The arrival of electronic medical records (EMRs) has disrupted the traditional service workflow of information technology (IT) and healthcare technology management or clinical technology (CT). The idea that CT starts at the bedside and IT starts at the network, and the two sides play nice on the monitor is gone. When it comes to EMRs, CT and IT are merged. They are responsible as a single service provider to shepherd a seamless flow of monitoring, diagnostic, and therapeutic data from the bedside through the network to the EMR, finally displaying that data on various end devices. Such devices include traditional desktop PCs, laptops, tablets, smartphones, and electronic dashboards.

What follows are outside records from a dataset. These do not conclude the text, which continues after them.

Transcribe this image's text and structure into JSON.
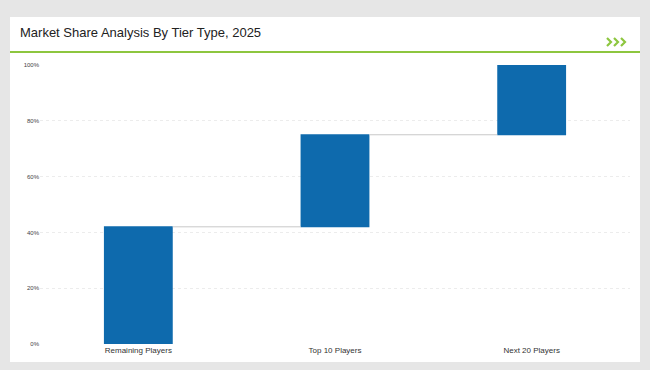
{
  "chart_data": {
    "type": "waterfall",
    "title": "Market Share Analysis By Tier Type, 2025",
    "categories": [
      "Remaining Players",
      "Top 10 Players",
      "Next 20 Players"
    ],
    "values": [
      42,
      33,
      25
    ],
    "color": "#0e6aad",
    "ylim": [
      0,
      100
    ],
    "yticks": [
      {
        "value": 0,
        "label": "0%"
      },
      {
        "value": 20,
        "label": "20%"
      },
      {
        "value": 40,
        "label": "40%"
      },
      {
        "value": 60,
        "label": "60%"
      },
      {
        "value": 80,
        "label": "80%"
      },
      {
        "value": 100,
        "label": "100%"
      }
    ],
    "grid": true
  }
}
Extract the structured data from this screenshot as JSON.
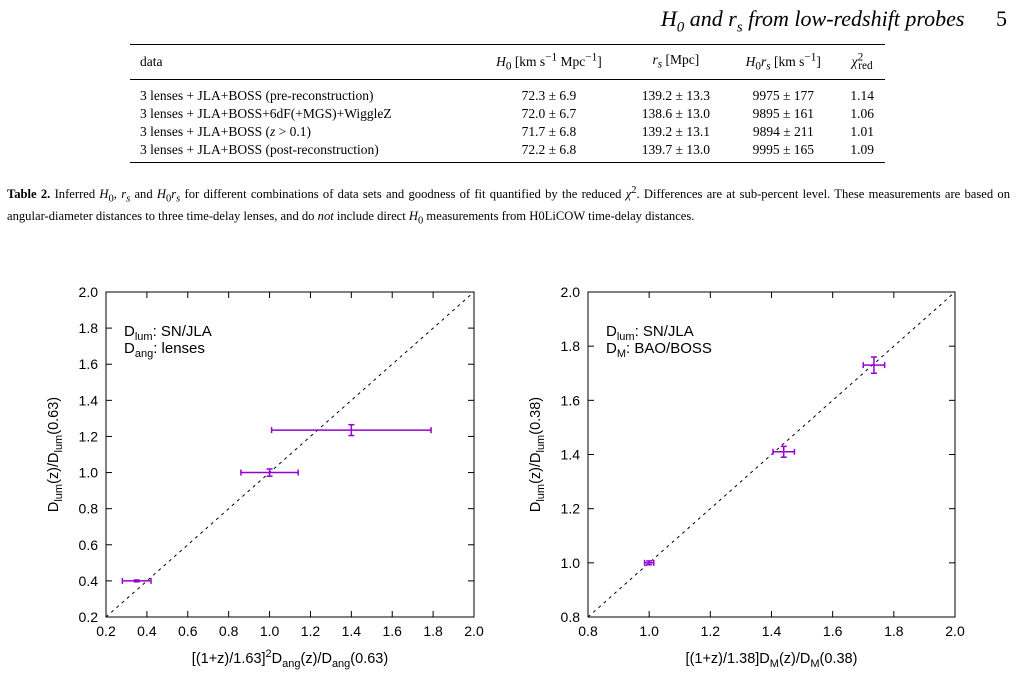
{
  "running_head": {
    "title": "H0 and rs from low-redshift probes",
    "page": "5"
  },
  "table": {
    "headers": [
      "data",
      "H0 [km s−1 Mpc−1]",
      "rs [Mpc]",
      "H0rs [km s−1]",
      "χ2red"
    ],
    "rows": [
      {
        "label": "3 lenses + JLA+BOSS (pre-reconstruction)",
        "h0": "72.3 ± 6.9",
        "rs": "139.2 ± 13.3",
        "h0rs": "9975 ± 177",
        "chi2": "1.14"
      },
      {
        "label": "3 lenses + JLA+BOSS+6dF(+MGS)+WiggleZ",
        "h0": "72.0 ± 6.7",
        "rs": "138.6 ± 13.0",
        "h0rs": "9895 ± 161",
        "chi2": "1.06"
      },
      {
        "label": "3 lenses + JLA+BOSS (z > 0.1)",
        "h0": "71.7 ± 6.8",
        "rs": "139.2 ± 13.1",
        "h0rs": "9894 ± 211",
        "chi2": "1.01"
      },
      {
        "label": "3 lenses + JLA+BOSS (post-reconstruction)",
        "h0": "72.2 ± 6.8",
        "rs": "139.7 ± 13.0",
        "h0rs": "9995 ± 165",
        "chi2": "1.09"
      }
    ]
  },
  "caption": {
    "label": "Table 2.",
    "text": "Inferred H0, rs and H0rs for different combinations of data sets and goodness of fit quantified by the reduced χ2. Differences are at sub-percent level. These measurements are based on angular-diameter distances to three time-delay lenses, and do not include direct H0 measurements from H0LiCOW time-delay distances."
  },
  "colors": {
    "points": "#9400d3",
    "line": "#000000"
  },
  "chart_data": [
    {
      "type": "scatter",
      "xlabel": "[(1+z)/1.63]2Dang(z)/Dang(0.63)",
      "ylabel": "Dlum(z)/Dlum(0.63)",
      "legend": [
        "Dlum: SN/JLA",
        "Dang: lenses"
      ],
      "legend_placement": "top-left",
      "xlim": [
        0.2,
        2.0
      ],
      "ylim": [
        0.2,
        2.0
      ],
      "xticks": [
        0.2,
        0.4,
        0.6,
        0.8,
        1.0,
        1.2,
        1.4,
        1.6,
        1.8,
        2.0
      ],
      "yticks": [
        0.2,
        0.4,
        0.6,
        0.8,
        1.0,
        1.2,
        1.4,
        1.6,
        1.8,
        2.0
      ],
      "reference_line": "y = x, dashed",
      "points": [
        {
          "x": 0.35,
          "y": 0.4,
          "xerr": 0.07,
          "yerr": 0.005
        },
        {
          "x": 1.0,
          "y": 1.0,
          "xerr": 0.14,
          "yerr": 0.02
        },
        {
          "x": 1.4,
          "y": 1.235,
          "xerr": 0.39,
          "yerr": 0.03
        }
      ]
    },
    {
      "type": "scatter",
      "xlabel": "[(1+z)/1.38]DM(z)/DM(0.38)",
      "ylabel": "Dlum(z)/Dlum(0.38)",
      "legend": [
        "Dlum: SN/JLA",
        "DM: BAO/BOSS"
      ],
      "legend_placement": "top-left",
      "xlim": [
        0.8,
        2.0
      ],
      "ylim": [
        0.8,
        2.0
      ],
      "xticks": [
        0.8,
        1.0,
        1.2,
        1.4,
        1.6,
        1.8,
        2.0
      ],
      "yticks": [
        0.8,
        1.0,
        1.2,
        1.4,
        1.6,
        1.8,
        2.0
      ],
      "reference_line": "y = x, dashed",
      "points": [
        {
          "x": 1.0,
          "y": 1.0,
          "xerr": 0.015,
          "yerr": 0.007
        },
        {
          "x": 1.44,
          "y": 1.41,
          "xerr": 0.035,
          "yerr": 0.02
        },
        {
          "x": 1.735,
          "y": 1.73,
          "xerr": 0.035,
          "yerr": 0.03
        }
      ]
    }
  ]
}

Outputs from clinical systems are displayed on traditional IT desktops. When a desktop goes down, clinical monitoring is disrupted. Previously, a nonworking desktop was a medium or low priority call. With today’s architecture, a broken desktop displaying physiological signals is a high priority call and requires expedited resolution.
Technicians working a high priority call have no time to document it. Patient care is in jeopardy; the care team needs the problem fixed ASAP. But a lack of documentation gives rise to a breakdown in communication. Teams in the merged IT/CT department are in the dark about the down desktop. The application team, the network team, the interface team, and others have no idea about the working of the ticket. The traditional IT process is incapable of quickly resolving clinical issues.

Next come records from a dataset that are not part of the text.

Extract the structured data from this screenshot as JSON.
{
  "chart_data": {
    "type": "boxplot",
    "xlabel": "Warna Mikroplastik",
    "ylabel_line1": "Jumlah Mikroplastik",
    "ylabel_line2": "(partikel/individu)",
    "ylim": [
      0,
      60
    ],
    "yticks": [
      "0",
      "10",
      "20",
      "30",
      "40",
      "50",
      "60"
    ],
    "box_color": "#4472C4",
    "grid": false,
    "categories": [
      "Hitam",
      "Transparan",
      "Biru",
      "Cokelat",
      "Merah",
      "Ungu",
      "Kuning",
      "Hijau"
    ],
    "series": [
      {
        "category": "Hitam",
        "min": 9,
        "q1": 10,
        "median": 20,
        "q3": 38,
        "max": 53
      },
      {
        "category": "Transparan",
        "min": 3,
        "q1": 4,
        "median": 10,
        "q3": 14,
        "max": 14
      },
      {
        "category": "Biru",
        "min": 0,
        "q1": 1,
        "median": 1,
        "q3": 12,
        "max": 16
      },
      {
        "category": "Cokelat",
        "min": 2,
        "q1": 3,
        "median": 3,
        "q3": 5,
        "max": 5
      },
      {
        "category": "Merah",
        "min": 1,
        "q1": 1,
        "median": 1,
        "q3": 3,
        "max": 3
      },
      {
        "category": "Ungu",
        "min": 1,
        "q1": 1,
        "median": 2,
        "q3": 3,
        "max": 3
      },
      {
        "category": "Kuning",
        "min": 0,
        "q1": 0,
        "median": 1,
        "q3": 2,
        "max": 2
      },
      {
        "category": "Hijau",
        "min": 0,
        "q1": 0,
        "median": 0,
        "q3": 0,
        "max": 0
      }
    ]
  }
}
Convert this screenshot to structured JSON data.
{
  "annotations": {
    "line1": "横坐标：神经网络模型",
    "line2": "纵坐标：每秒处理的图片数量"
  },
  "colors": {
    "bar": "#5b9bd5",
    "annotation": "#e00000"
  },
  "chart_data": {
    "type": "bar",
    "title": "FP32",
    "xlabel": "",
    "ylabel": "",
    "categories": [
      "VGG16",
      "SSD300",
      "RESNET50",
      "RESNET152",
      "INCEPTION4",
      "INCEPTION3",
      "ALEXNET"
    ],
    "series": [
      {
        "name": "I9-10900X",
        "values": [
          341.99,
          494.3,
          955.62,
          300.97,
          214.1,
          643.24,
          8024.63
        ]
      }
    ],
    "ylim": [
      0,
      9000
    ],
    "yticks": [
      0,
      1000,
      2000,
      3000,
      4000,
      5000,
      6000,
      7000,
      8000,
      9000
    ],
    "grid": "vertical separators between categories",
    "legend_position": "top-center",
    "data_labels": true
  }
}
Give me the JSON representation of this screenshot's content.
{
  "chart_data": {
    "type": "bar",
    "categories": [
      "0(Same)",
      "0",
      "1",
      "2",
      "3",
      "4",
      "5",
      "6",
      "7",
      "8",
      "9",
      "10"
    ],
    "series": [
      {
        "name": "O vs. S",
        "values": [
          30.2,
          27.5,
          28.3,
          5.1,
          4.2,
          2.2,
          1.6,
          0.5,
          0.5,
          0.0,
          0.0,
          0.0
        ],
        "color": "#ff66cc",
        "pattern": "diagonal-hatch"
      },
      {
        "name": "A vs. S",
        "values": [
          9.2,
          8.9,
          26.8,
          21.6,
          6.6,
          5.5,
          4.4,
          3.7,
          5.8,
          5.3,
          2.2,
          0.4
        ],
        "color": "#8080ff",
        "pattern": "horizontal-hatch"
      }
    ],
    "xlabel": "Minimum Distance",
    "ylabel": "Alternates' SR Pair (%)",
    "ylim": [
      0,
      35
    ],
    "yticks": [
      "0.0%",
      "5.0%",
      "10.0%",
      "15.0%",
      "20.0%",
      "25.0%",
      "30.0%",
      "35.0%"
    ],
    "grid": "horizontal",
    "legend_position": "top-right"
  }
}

There is a need for optimizing a support structure that combines the excellence in IT documentation and process with the efficiency of CT problem resolution. The two workflows need a happy marriage. The prerequisite for a happy marriage is to recognize each other’s strengths and optimize them to resolve the weaknesses of each. Compromise in legacy practices to achieve superior clinical support is the secret sauce.

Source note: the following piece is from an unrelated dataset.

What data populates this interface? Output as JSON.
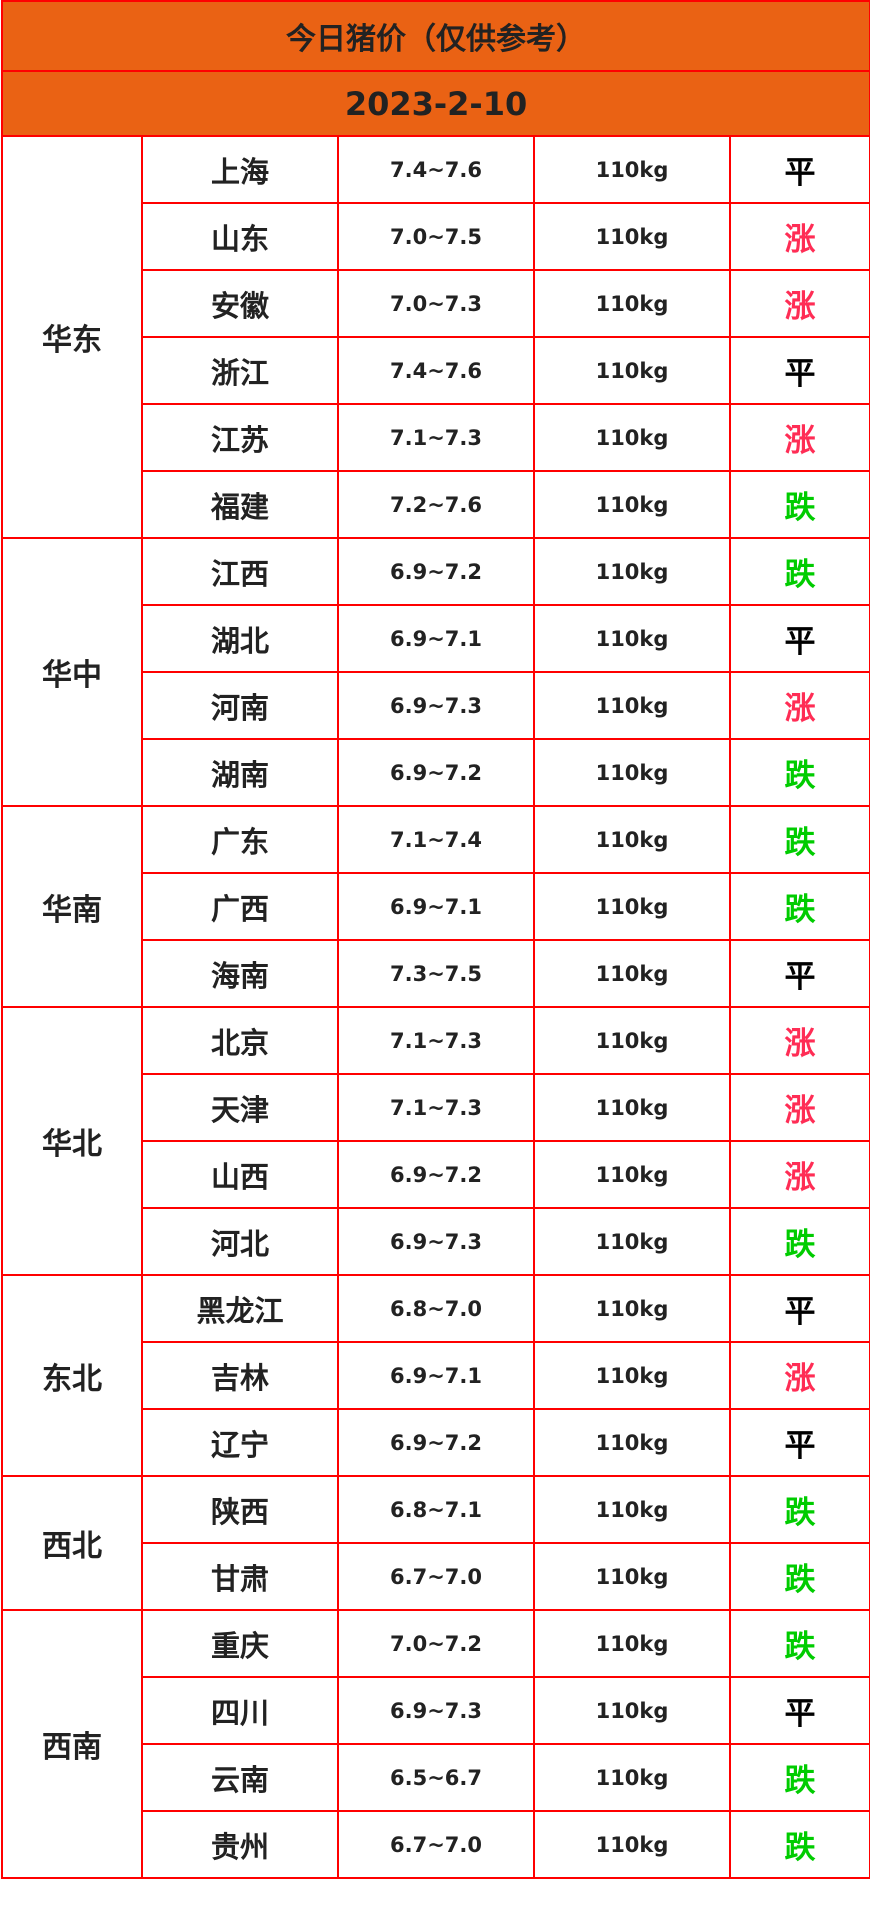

This is easier said than done. IT and CT come to the table with a baggage. This baggage consists of egos that cloud pragmatic views, emotions that cloud the ultimate goal, and ignorance of domain knowledge that presents a hurdle to response structure composition.
A new support structure should start with the renaming the help desk to service desk. The service desk should have a biomedical technician available 24×7 to handle calls from clinicians. The technician would resolve the problem while an IT colleague would be on the call as well to document the proceedings. Imagine a call from the OR involving an anesthesia problem. There is a patient on the table; expedited response to resolve the problem is mandatory.
The technician might page a clinical engineer and direct him to the OR. Such a workflow would resolve the problem, while also taking care of the necessary documentation. The traditional IT workflow of opening a bridge line, paging all teams, and waiting for them to get on line delays the resolution. If network and other teams are required, the on-call person should be automatically brought online with a single person-to-person call. With this methodology, the traditional workflow of an IT help desk is optimized for rapid response with comprehensive documentation.
Purna Prasad, BE, MS, PhD, CCE, is the director of clinical technology & biomedical engineering at Stanford University Medical Center in Stanford, CA.